The sun is setting along spectacular Highway #80. The western side of the loop. Old Perlican. Winterton. New Perlican. Six icebergs, pink as babys' cheeks, appear against the reddening sky.
Hearts Desire, Hearts Delight, Dildo - With such names, it's no wonder there's so much action under the fog blanket! When it comes to "amor" Newfoundlanders have long led the nation, averaging 8.8 times a month!
10pm. Back in St John's, my favourite little hole-in-the wall eatery, The K Cafe is still open. I tuck into a plate of cods tongues, (chewy!), blackened salmon and strawberry greens, (delicious), partridgeberry-topped cheescake, (heavenly!).
Day 3 - Today will be action-packed! I head south along The Irish Loop, where accents are as dense as a peat bog, to Cape Spear. "No you can't dip your toe in" says the pretty Parks Canada employee. "Can't have you being sucked off the rocks now can we?" "But but!" I settle for a photograph of the most Easterly point in North America.
The fog rolled onto the coast a couple of days ago. "How can you see Puffins when you can't even see the bow of the boat?" Joe O'Brien is a fast talking Irishman who figured the fishery was "about done b'ye" back in 1985. "No one thought folks would shell out 50 bucks to see a bunch of Puffins eh! Now we've got three boats, 2 stores and 36 employees," he chuckles.
Outside Bay Bulls, the fog thins. Our lovely hostess, Deirdre, bursts into song. Living in a small community means recycling boyfriends but she is well versed on the conjugal habits of Puffins who mate for life, spend winters apart and breed in the spring. "Better than our life" taunts the lady from Singapore whose 'shifty' husband has moved to Toronto. "I only see him once a year!"
The air is buzzing with Gulls, Kittiwakes, and Auks. Tiny Puffins dart by like newly-wound toys. Each species inhabits a "naturally-segregated" portion of the rocky island. We bounce around teasingly on the edge of lens range. Remember to buy the postcard!
The weather is crummy - It can turn on a dime here - Wind that cleared the fog has brought horizontal rain. I nip into small harbours heading south: Tors Cove, Burnt Cove, Island Cove. The few remaining fishermen are busy checking traps, nets and adding a last coat of bottom paint.
"Welcome to Ferryland settled in 1621" boasts the sign.
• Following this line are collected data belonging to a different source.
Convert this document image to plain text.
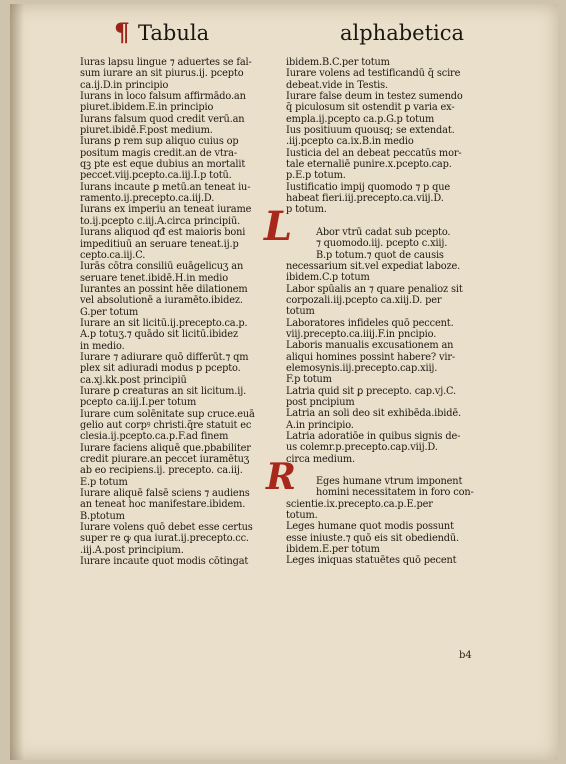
¶ Tabula	alphabetica
Iuras lapsu lingue ⁊ aduertes se fal-
sum iurare an sit piurus.ij. pcepto
ca.ij.D.in principio
Iurans in loco falsum affirmādo.an
piuret.ibidem.E.in principio
Iurans falsum quod credit verū.an
piuret.ibidē.F.post medium.
Iurans ꝑ rem sup aliquo cuius op
positum magis credit.an de vtra-
qꝫ pte est eque dubius an mortalit
peccet.viij.pcepto.ca.iij.I.p totū.
Iurans incaute ꝑ metū.an teneat iu-
ramento.ij.precepto.ca.iij.D.
Iurans ex imperiu an teneat iurame
to.ij.pcepto c.iij.A.circa principiū.
Iurans aliquod qđ est maioris boni
impeditiuū an seruare teneat.ij.p
cepto.ca.iij.C.
Iurās cōtra consiliū euāgelicuʒ an
seruare tenet.ibidē.H.in medio
Iurantes an possint hēe dilationem
vel absolutionē a iuramēto.ibidez.
G.per totum
Iurare an sit licitū.ij.precepto.ca.p.
A.p totuʒ.⁊ quādo sit licitū.ibidez
in medio.
Iurare ⁊ adiurare quō differūt.⁊ qm
plex sit adiuradi modus p pcepto.
ca.xj.kk.post principiū
Iurare ꝑ creaturas an sit licitum.ij.
pcepto ca.iij.I.per totum
Iurare cum solēnitate sup cruce.euā
gelio aut corpꝰ christi.q̄re statuit ec
clesia.ij.pcepto.ca.p.F.ad finem
Iurare faciens aliquē que.pbabiliter
credit piurare.an peccet iuramētuʒ
ab eo recipiens.ij. precepto. ca.iij.
E.p totum
Iurare aliquē falsē sciens ⁊ audiens
an teneat hoc manifestare.ibidem.
B.ptotum
Iurare volens quō debet esse certus
super re ꝙ qua iurat.ij.precepto.cc.
.iij.A.post principium.
Iurare incaute quot modis cōtingat
ibidem.B.C.per totum
Iurare volens ad testificandū q̄ scire
debeat.vide in Testis.
Iurare false deum in testez sumendo
q̄ piculosum sit ostendit ꝑ varia ex-
empla.ij.pcepto ca.p.G.p totum
Ius positiuum quousq; se extendat.
.iij.pcepto ca.ix.B.in medio
Iusticia del an debeat peccatūs mor-
tale eternaliē punire.x.pcepto.cap.
p.E.p totum.
Iustificatio impij quomodo ⁊ p que
habeat fieri.iij.precepto.ca.viij.D.
p totum.
L	Abor vtrū cadat sub pcepto.
⁊ quomodo.iij. pcepto c.xiij.
B.p totum.⁊ quot de causis
necessarium sit.vel expediat laboze.
ibidem.C.p totum
Labor spūalis an ⁊ quare penalioz sit
corpozali.iij.pcepto ca.xiij.D. per
totum
Laboratores infideles quō peccent.
viij.precepto.ca.iiij.F.in pncipio.
Laboris manualis excusationem an
aliqui homines possint habere? vir-
elemosynis.iij.precepto.cap.xiij.
F.p totum
Latria quid sit ꝑ precepto. cap.vj.C.
post pncipium
Latria an soli deo sit exhibēda.ibidē.
A.in principio.
Latria adoratiōe in quibus signis de-
us colemr.p.precepto.cap.viij.D.
circa medium.
R	Eges humane vtrum imponent
homini necessitatem in foro con-
scientie.ix.precepto.ca.p.E.per
totum.
Leges humane quot modis possunt
esse iniuste.⁊ quō eis sit obediendū.
ibidem.E.per totum
Leges iniquas statuētes quō pecent
b4
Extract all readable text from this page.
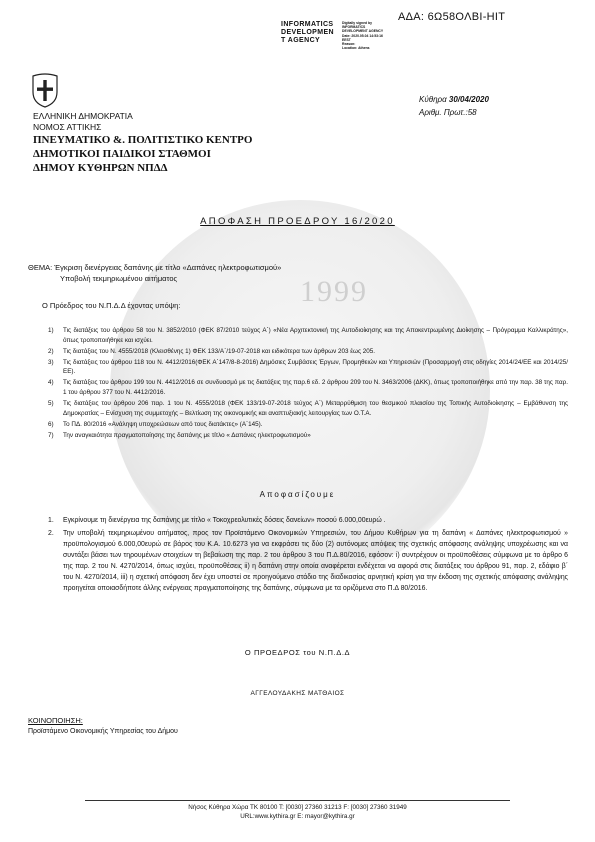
1999
ΑΔΑ: 6Ω58ΟΛΒΙ-ΗΙΤ
INFORMATICS
DEVELOPMEN
T AGENCY
Digitally signed by
INFORMATICS
DEVELOPMENT AGENCY
Date: 2020.05.04 14:53:16
EEST
Reason:
Location: Athens
ΕΛΛΗΝΙΚΗ ΔΗΜΟΚΡΑΤΙΑ
ΝΟΜΟΣ ΑΤΤΙΚΗΣ
ΠΝΕΥΜΑΤΙΚΟ &. ΠΟΛΙΤΙΣΤΙΚΟ ΚΕΝΤΡΟ
ΔΗΜΟΤΙΚΟΙ ΠΑΙΔΙΚΟΙ ΣΤΑΘΜΟΙ
ΔΗΜΟΥ ΚΥΘΗΡΩΝ ΝΠΔΔ
Κύθηρα 30/04/2020
Αριθμ. Πρωτ.:58
ΑΠΟΦΑΣΗ ΠΡΟΕΔΡΟΥ 16/2020
ΘΕΜΑ: Έγκριση διενέργειας δαπάνης με τίτλο «Δαπάνες ηλεκτροφωτισμού»
Υποβολή τεκμηριωμένου αιτήματος
Ο Πρόεδρος του Ν.Π.Δ.Δ έχοντας υπόψη:
1) Τις διατάξεις του άρθρου 58 του Ν. 3852/2010 (ΦΕΚ 87/2010 τεύχος Α΄) «Νέα Αρχιτεκτονική της Αυτοδιοίκησης και της Αποκεντρωμένης Διοίκησης – Πρόγραμμα Καλλικράτης», όπως τροποποιήθηκε και ισχύει.
2) Τις διατάξεις του Ν. 4555/2018 (Κλεισθένης 1) ΦΕΚ 133/Α΄/19-07-2018 και ειδικότερα των άρθρων 203 έως 205.
3) Τις διατάξεις του άρθρου 118 του Ν. 4412/2016(ΦΕΚ Α΄147/8-8-2016) Δημόσιες Συμβάσεις Έργων, Προμηθειών και Υπηρεσιών (Προσαρμογή στις οδηγίες 2014/24/ΕΕ και 2014/25/ΕΕ).
4) Τις διατάξεις του άρθρου 199 του Ν. 4412/2016 σε συνδυασμό με τις διατάξεις της παρ.6 εδ. 2 άρθρου 209 του Ν. 3463/2006 (ΔΚΚ), όπως τροποποιήθηκε από την παρ. 38 της παρ. 1 του άρθρου 377 του Ν. 4412/2016.
5) Τις διατάξεις του άρθρου 206 παρ. 1 του Ν. 4555/2018 (ΦΕΚ 133/19-07-2018 τεύχος Α΄) Μεταρρύθμιση του θεσμικού πλαισίου της Τοπικής Αυτοδιοίκησης – Εμβάθυνση της Δημοκρατίας – Ενίσχυση της συμμετοχής – Βελτίωση της οικονομικής και αναπτυξιακής λειτουργίας των Ο.Τ.Α.
6) Το ΠΔ. 80/2016 «Ανάληψη υποχρεώσεων από τους διατάκτες» (Α΄145).
7) Την αναγκαιότητα πραγματοποίησης της δαπάνης με τίτλο « Δαπάνες ηλεκτροφωτισμού»
Αποφασίζουμε
1. Εγκρίνουμε τη διενέργεια της δαπάνης με τίτλο « Τοκοχρεολυτικές δόσεις δανείων» ποσού 6.000,00ευρώ .
2. Την υποβολή τεκμηριωμένου αιτήματος, προς τον Προϊστάμενο Οικονομικών Υπηρεσιών, του Δήμου Κυθήρων για τη δαπάνη « Δαπάνες ηλεκτροφωτισμού » προϋπολογισμού 6.000,00ευρώ σε βάρος του Κ.Α. 10.6273 για να εκφράσει τις δύο (2) αυτόνομες απόψεις της σχετικής απόφασης ανάληψης υποχρέωσης και να συντάξει βάσει των τηρουμένων στοιχείων τη βεβαίωση της παρ. 2 του άρθρου 3 του Π.Δ.80/2016, εφόσον: i) συντρέχουν οι προϋποθέσεις σύμφωνα με το άρθρο 6 της παρ. 2 του Ν. 4270/2014, όπως ισχύει, προϋποθέσεις ii) η δαπάνη στην οποία αναφέρεται ενδέχεται να αφορά στις διατάξεις του άρθρου 91, παρ. 2, εδάφιο β΄ του Ν. 4270/2014, iii) η σχετική απόφαση δεν έχει υποστεί σε προηγούμενο στάδιο της διαδικασίας αρνητική κρίση για την έκδοση της σχετικής απόφασης ανάληψης προηγείται οποιασδήποτε άλλης ενέργειας πραγματοποίησης της δαπάνης, σύμφωνα με τα οριζόμενα στο Π.Δ 80/2016.
Ο ΠΡΟΕΔΡΟΣ του Ν.Π.Δ.Δ
ΑΓΓΕΛΟΥΔΑΚΗΣ ΜΑΤΘΑΙΟΣ
ΚΟΙΝΟΠΟΙΗΣΗ:
Προϊστάμενο Οικονομικής Υπηρεσίας του Δήμου
Νήσος Κύθηρα Χώρα ΤΚ 80100 Τ: [0030] 27360 31213 F: [0030] 27360 31949
URL:www.kythira.gr E: mayor@kythira.gr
Digs to unearth the commune of Sir George Calvert, and his ostracized band of Catholics, are not the sort of thing you linger over on a day like this. (He and his wife pushed off in 1629 after a particularly foul winter).
Still, Gortex-clad folks are fighting a head wind up the long craggy lighthouse trail. I follow on. Must be something happening up there, eh b'ye?
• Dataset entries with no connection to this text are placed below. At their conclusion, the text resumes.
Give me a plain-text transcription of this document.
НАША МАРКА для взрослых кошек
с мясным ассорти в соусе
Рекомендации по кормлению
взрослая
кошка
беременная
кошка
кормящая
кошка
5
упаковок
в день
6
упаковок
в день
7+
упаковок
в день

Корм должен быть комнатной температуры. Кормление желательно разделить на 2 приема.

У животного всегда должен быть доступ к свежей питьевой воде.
The sign says "Lighthouse Picnics." From the number of people inside, it must be worth the half hour struggle. Baskets laden with ham and brie or roasted red peppers and Feta, packed between slabs of freshly baked molasses and oatmeal bread are being lovingly dispensed - and consumed, with equal enthusiasm.
Forget clifftop whalewatching from a complimentary blanket today. Eating inside you are under the framed, watchful, eyes of Jill Curran's relatives. Her great grandfather was once the lighthouse keeper before solar-power replaced man-power.
In a moment of youthful madness (they are both still in their early thirties), she and super-cook pal, Sonia O'Keefe, set about the daunting task of renovating an abandoned light house with dreams of opening a business. Lighthouse Picnics has won several awards including 2007 restaurant of the year.
The highway crosses barren rock, past small ponds and outhouse-sized fishing shacks. Outports on the barren South Coast are semi-deserted. The fog rolls in again as I boot it up the western portion, more intent on making it back home than admiring the scenery!
Tonight I'll try a Jigs dinner (corned beef and cabbage) or maybe pan-fried cod and scrunchions (fried pork fat) at Velma's Place.
One thing I know for sure. I will wind up at O'Reilly's Pub - my fave among 20 along two blocks of George Street. I will start with a pint of Murphy's Best to oil my voice. Fergus O'Byrne will surely need help with a chorus or two of "A Black Velvet Band!!"